Jimmy’s eyes widened in alarm and he began to protest. He uttered more gibberish, each syllable flowing together to form a stream-of-consciousness tirade, and pulled himself as far away from the beam as the rope allowed. He looked
spent, quivering with shock. His mouth was a mess and Maggie flinched at the sight of it. His face was a red mask of concentration and anticipated pain.
She moved behind him and trained the blowtorch on the taut bindings of the rope. Before Jimmy even had a chance to register his distress, the flame was through, burning into the fibers of the restraint and returning to him the use of his hands. It was only a matter of seconds before the rest of the rope was unknotted and lying in a coiled heap on the ground.
He reached out a hand.
“Let me have it,” he said slowly. The soft tissue of his damaged lip puckered like untreated leather. The statement was almost incoherent, but Maggie knew, just by looking in Jimmy’s one good eye, exactly what he was planning to do.
She shook her head and withdrew the hissing blowtorch. “Not a good idea,” she said. “Let’s just go.
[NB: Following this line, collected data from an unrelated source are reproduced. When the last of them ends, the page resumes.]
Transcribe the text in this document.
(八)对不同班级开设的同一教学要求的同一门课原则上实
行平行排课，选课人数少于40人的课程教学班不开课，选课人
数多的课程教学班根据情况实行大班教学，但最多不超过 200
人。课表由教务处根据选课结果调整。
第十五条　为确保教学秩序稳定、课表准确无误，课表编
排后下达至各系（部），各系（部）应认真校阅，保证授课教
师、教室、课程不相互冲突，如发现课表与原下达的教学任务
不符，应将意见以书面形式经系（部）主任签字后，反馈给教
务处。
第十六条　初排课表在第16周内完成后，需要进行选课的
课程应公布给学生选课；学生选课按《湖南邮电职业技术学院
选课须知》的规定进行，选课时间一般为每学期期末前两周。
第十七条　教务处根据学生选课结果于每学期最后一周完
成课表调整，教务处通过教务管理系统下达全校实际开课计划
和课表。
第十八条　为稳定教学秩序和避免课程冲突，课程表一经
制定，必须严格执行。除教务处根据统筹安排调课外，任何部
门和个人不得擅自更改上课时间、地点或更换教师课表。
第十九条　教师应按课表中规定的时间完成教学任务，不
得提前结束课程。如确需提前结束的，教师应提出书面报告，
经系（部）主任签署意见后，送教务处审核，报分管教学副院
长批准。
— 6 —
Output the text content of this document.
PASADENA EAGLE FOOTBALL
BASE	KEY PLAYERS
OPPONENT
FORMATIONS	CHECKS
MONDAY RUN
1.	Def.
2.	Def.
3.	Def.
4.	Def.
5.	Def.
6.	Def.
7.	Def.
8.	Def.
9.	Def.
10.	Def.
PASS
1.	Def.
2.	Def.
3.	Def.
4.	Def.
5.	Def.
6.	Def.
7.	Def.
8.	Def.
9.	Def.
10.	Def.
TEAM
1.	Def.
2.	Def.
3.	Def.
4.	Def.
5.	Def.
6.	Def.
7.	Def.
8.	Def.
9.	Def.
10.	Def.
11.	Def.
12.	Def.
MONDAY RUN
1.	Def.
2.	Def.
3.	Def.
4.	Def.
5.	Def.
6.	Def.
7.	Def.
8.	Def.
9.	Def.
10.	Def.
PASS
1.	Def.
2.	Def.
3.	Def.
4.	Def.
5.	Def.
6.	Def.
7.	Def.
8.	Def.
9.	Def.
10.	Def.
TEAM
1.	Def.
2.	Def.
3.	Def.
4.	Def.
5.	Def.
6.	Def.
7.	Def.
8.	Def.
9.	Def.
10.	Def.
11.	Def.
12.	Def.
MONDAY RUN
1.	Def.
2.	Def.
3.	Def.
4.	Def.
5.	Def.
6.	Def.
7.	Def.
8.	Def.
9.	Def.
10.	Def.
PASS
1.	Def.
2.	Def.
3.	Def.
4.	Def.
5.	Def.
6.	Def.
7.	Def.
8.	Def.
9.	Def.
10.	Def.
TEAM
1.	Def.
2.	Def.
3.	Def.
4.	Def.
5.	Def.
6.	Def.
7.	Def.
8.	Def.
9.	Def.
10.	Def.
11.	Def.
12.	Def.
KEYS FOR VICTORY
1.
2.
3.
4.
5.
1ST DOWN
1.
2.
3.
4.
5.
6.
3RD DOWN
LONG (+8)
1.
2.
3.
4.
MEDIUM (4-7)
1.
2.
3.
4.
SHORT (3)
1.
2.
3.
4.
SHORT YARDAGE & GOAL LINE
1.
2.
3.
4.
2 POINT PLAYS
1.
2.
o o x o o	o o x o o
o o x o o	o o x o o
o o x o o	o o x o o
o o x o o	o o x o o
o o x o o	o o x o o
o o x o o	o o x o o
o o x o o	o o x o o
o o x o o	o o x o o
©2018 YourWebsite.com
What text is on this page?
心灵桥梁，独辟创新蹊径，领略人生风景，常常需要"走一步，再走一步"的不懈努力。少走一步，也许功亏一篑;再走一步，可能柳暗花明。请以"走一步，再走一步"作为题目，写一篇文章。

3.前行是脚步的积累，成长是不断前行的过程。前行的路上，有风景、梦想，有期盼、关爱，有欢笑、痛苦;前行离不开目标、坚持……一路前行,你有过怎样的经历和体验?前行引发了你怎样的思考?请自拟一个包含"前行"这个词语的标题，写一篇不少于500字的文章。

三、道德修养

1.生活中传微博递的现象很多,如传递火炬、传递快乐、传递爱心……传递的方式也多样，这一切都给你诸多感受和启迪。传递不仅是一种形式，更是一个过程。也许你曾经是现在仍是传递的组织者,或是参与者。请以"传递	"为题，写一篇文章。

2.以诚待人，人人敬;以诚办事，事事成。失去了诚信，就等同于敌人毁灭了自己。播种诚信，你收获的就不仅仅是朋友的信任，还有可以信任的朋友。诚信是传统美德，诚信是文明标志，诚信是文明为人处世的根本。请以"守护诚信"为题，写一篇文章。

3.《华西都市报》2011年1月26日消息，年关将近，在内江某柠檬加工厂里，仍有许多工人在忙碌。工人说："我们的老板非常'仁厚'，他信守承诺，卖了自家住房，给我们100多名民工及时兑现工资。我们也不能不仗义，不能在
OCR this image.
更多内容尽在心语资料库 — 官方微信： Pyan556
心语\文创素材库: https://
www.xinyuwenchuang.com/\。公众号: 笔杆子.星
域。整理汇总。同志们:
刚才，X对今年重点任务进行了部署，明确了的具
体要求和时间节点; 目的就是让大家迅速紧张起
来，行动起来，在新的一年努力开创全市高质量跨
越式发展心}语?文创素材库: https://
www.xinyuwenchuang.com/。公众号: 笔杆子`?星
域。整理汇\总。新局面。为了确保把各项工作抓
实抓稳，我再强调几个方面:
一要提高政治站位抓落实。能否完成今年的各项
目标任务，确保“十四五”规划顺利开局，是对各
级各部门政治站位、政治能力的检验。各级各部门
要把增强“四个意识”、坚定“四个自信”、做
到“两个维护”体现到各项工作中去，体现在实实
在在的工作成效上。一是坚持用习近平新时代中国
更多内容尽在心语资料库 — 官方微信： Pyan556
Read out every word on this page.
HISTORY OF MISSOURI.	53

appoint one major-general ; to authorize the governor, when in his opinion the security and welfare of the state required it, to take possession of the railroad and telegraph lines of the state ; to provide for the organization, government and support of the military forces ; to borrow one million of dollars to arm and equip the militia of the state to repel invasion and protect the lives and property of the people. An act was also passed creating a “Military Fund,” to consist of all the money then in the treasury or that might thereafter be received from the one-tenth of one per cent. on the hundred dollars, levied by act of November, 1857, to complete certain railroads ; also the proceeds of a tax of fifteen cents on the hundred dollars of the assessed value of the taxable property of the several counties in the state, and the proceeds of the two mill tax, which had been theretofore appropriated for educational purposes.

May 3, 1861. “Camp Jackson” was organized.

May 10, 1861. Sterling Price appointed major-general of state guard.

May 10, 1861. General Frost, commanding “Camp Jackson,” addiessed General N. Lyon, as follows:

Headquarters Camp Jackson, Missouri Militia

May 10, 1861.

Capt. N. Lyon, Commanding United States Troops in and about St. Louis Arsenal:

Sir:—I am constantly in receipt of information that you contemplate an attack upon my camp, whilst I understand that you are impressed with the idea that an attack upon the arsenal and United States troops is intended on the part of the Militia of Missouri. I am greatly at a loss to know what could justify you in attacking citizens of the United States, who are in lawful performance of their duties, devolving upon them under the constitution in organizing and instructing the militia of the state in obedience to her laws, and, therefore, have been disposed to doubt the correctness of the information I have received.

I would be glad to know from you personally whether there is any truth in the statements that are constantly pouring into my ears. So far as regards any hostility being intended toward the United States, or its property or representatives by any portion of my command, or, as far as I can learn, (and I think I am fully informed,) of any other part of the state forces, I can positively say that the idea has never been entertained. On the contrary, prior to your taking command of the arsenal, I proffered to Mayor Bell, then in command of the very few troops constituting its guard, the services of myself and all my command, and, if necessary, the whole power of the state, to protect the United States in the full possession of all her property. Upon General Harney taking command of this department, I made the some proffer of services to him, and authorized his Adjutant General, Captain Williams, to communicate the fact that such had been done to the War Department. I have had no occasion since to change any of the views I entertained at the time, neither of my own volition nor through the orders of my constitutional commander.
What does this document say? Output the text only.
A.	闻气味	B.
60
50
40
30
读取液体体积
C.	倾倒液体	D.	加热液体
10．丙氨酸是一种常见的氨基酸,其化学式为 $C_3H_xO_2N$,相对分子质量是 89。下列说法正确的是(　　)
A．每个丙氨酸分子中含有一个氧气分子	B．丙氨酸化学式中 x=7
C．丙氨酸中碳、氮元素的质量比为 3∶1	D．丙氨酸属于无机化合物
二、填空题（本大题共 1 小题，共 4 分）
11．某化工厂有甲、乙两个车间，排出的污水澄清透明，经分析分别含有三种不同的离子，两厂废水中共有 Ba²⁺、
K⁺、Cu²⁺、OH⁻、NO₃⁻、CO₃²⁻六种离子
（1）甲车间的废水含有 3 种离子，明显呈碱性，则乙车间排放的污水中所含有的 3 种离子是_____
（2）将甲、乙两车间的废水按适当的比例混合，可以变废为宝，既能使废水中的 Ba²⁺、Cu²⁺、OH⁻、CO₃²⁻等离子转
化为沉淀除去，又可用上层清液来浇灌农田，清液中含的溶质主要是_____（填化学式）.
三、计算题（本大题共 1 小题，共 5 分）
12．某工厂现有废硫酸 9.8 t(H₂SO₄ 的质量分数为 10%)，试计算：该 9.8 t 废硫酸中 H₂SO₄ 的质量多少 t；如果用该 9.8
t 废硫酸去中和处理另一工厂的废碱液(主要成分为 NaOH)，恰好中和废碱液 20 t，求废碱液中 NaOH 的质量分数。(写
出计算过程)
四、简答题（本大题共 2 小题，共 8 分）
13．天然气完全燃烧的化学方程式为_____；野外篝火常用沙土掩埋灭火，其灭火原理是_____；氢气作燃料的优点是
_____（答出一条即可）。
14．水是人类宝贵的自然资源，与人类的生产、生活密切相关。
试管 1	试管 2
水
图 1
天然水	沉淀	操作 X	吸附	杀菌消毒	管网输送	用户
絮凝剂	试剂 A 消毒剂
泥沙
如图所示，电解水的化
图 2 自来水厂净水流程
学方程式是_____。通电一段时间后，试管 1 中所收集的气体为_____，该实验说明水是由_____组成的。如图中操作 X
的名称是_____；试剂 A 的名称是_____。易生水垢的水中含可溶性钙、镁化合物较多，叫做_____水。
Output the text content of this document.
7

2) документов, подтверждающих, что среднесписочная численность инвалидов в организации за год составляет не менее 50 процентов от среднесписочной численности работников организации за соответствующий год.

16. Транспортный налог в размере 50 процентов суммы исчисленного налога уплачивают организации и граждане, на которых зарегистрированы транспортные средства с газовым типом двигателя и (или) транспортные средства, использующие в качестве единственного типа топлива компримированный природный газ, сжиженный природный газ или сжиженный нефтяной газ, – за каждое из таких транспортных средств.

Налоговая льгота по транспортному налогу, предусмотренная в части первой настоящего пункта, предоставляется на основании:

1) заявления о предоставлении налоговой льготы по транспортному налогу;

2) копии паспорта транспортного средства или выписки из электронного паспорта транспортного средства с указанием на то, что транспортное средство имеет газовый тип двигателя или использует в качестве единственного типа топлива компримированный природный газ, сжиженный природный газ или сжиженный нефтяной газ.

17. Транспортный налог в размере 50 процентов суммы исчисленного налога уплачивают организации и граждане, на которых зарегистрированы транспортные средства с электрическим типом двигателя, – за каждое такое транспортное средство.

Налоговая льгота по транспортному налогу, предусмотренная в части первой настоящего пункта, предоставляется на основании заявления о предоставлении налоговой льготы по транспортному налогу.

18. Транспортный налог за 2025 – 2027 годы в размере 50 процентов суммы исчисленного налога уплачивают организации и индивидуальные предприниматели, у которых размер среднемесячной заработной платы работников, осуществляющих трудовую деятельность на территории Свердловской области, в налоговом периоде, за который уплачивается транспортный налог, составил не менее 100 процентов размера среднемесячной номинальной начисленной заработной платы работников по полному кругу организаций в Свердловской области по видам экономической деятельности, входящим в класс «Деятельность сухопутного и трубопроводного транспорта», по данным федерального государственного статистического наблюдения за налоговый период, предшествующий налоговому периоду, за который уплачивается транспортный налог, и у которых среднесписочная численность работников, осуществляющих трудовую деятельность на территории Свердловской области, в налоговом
We’ve done enough.”
Jimmy stared at her. His eye looked clear and bright.
He pulled the blowtorch from her hand. Glanced down. Smiled at the thin covering of straw beneath his feet.
* * *
They ran across the field, negotiated the rough path through the woodland, and clambered back into the Land Rover.
When he peered through the trees at the farmhouse, Jimmy remembered Sally’s kiss. His mouth burned with the memory of it, the brief contact between them like touching white-hot fire to his lips.
He started the car and stole one last look through the trees.
The barn was engulfed in flame.
* * *
Jasper McCray, shouldering the kind of responsibility he thought had long since passed, sat in the service station and watched Billy Hopewell eat a bacon sandwich. It was dribbling brown sauce, much of which was oozing down Billy’s chin, but the boy had about as much interest in the mess he was making as he did Jasper’s careful appraisal of him. It had been a long time since Jasper had watched a child eat with such obvious relish and it made him smile. The kid had only one thought in his head. Whatever else he had seen that morning, and in Jasper’s opinion he bore the misfortune of having witnessed far too much, had been crammed into some darkened corner of the brain. Jasper prayed that Billy had the good sense to leave these memories undisturbed, but knew that, whatever the boy consciously tried to do, over time they would come back to haunt him as life exerted its heartbreaking influence upon him.